Find $P\{-1\leq X < 3\}$.
My solution is: $P\{X>1\} = F(\infty) - F(1) = 0.6$. So $F(1) = 0.4$
And now I assume that F grows linearly. I need to find $F(3) - F(-1)$. Using fact of linearity I can say that $F(3) - F(-1) = 4 * [F(2) - F(1)]$.

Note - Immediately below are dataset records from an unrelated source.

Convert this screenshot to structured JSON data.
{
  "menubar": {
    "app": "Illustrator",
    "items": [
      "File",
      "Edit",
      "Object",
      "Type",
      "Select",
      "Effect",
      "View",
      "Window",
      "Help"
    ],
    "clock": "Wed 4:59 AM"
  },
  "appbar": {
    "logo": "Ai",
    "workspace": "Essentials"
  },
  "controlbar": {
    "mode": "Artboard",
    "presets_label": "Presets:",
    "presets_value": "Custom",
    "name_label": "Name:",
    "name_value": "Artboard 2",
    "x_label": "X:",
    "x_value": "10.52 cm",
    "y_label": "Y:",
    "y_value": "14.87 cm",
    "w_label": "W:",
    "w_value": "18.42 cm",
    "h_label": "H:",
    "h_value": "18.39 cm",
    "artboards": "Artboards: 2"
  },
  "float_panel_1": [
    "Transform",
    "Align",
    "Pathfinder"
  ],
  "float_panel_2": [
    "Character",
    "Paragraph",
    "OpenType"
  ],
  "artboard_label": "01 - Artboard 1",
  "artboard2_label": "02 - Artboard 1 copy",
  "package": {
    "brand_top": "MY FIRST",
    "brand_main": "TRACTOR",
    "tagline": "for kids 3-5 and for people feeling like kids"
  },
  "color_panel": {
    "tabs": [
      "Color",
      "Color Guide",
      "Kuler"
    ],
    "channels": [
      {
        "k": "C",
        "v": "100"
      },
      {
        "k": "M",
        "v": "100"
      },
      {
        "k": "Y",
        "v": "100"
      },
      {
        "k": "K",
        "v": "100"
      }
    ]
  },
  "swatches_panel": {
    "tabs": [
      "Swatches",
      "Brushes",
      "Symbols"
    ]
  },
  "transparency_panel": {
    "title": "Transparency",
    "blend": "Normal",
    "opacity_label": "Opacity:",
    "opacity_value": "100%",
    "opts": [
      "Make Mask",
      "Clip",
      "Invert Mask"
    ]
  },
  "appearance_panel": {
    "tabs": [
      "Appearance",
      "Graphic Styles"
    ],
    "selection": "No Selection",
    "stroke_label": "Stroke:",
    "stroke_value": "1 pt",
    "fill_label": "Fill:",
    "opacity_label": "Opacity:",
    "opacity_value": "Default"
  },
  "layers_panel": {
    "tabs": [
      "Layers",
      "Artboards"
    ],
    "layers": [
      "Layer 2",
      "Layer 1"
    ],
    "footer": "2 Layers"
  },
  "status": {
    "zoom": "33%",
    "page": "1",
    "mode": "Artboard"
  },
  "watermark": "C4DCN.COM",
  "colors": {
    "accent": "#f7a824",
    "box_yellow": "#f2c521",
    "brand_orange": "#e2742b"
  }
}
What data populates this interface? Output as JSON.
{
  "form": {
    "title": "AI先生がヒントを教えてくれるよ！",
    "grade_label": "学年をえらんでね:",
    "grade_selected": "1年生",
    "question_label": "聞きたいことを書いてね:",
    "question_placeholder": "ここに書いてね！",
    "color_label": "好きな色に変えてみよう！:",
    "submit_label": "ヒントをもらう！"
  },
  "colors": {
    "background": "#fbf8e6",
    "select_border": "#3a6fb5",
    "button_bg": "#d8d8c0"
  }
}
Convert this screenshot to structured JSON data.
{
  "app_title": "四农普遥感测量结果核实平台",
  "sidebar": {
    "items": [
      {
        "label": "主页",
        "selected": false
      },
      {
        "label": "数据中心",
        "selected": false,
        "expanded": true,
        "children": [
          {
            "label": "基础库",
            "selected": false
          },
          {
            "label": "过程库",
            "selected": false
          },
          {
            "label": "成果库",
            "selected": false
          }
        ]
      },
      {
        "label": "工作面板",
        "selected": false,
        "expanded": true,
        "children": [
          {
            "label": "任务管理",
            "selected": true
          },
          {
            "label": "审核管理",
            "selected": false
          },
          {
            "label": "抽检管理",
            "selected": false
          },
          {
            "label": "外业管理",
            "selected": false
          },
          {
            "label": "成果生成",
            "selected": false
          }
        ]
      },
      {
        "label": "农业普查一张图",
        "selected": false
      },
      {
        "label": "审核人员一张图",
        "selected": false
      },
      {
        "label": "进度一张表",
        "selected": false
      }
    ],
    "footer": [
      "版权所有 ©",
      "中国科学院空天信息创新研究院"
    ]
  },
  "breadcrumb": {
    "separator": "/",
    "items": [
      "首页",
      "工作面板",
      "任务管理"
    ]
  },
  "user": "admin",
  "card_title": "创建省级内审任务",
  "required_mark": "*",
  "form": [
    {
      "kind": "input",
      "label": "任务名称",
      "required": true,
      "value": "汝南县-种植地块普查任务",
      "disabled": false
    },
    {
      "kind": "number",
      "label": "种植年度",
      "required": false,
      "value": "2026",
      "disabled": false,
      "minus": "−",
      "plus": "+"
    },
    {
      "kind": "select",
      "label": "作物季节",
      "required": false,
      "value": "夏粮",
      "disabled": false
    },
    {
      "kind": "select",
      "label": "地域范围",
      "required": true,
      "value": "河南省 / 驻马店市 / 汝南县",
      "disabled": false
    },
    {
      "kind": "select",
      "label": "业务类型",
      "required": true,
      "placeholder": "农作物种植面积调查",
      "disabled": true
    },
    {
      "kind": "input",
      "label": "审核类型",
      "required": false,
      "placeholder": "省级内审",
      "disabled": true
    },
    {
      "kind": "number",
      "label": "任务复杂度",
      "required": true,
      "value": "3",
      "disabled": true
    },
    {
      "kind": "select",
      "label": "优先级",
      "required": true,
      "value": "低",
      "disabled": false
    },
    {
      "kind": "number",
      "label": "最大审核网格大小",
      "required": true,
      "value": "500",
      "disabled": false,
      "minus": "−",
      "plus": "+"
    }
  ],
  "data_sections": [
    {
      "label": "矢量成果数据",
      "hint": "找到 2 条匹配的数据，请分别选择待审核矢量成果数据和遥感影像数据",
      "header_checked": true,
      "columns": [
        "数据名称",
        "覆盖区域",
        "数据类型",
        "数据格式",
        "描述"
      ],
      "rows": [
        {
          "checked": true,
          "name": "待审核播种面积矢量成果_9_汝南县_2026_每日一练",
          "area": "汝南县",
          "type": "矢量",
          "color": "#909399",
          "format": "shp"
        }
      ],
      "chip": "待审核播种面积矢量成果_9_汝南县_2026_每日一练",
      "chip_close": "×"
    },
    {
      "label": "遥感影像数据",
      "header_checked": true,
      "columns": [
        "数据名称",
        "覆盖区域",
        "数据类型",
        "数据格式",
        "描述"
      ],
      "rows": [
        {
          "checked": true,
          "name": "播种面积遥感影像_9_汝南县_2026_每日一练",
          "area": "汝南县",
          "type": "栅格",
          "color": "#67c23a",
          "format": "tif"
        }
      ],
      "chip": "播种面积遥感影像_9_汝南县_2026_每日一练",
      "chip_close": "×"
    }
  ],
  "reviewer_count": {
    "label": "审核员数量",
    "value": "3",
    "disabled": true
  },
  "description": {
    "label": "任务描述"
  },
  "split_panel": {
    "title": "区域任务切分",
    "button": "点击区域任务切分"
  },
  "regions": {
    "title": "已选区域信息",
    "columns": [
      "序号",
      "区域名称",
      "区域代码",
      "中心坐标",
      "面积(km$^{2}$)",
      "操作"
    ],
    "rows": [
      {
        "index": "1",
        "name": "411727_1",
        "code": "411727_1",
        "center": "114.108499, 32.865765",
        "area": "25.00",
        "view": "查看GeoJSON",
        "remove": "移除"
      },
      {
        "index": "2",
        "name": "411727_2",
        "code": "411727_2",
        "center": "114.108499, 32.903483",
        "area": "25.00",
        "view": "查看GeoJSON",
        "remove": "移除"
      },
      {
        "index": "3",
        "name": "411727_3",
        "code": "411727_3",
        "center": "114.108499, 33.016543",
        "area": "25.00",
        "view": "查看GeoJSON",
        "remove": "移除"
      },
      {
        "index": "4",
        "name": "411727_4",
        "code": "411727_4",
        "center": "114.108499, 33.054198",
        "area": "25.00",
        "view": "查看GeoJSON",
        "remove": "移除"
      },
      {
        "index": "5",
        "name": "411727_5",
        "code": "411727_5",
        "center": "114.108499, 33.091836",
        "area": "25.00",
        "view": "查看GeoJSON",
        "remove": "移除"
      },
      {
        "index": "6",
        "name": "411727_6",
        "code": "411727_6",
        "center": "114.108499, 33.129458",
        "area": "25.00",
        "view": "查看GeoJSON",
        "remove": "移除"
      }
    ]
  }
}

My answer is $4\times(0.5 - 0.4) = 0.4$.
Am I right?
If $X$ is uniform on some support $a \le X \le b$, then the density is $$f_X(x) = \begin{cases} \frac{1}{b-a}, & a \le x \le b, \\ 0, & \text{otherwise}. \end{cases}$$ The CDF is then $$F_X(x) = \begin{cases} 0, & x < a \\ \frac{x-a}{b-a}, & a \le x \le b \\ 1, & b < x. \end{cases}$$ We are given $$F_X(1) = 1 - \Pr[X > 1] = 1 - 0.6 = 0.4,$$ and $$F_X(2) = 0.5.$$ From these, we determine $$\frac{1 - a}{b-a} = 0.4, \\ \frac{2 - a}{b-a} = 0.5.$$ Hence $$\frac{0.4}{0.5} = \frac{1-a}{2-a},$$ so $a = -3$; we then substitute back to obtain $b = 7$, and $$\Pr[-1 \le X < 3] = F_X(3) - F_X(-1) = \frac{3-(-3)}{7-(-3)} - \frac{-1-(-3)}{7-(-3)} = \frac{2}{5}.$$
The reason why your solution works is that it so happens that the given probabilities result in the support $[a,b]$ to be "large enough" to contain the desired outcome $-3 \le X < 1$. For example, now that we know $[a,b] = [-3,7]$, if I asked you for $\Pr[-5 < X < 0]$, you could neither say this is $1$ nor $0.5$. The answer is $0.3$ because $\Pr[-5 < X < 0] = \Pr[-3 < X < 0]$, since the intersection $$(-5,0) \cap [-3,7] = [-3, 0).$$ So you need an extra step to justify that the "shortcut" you used is valid.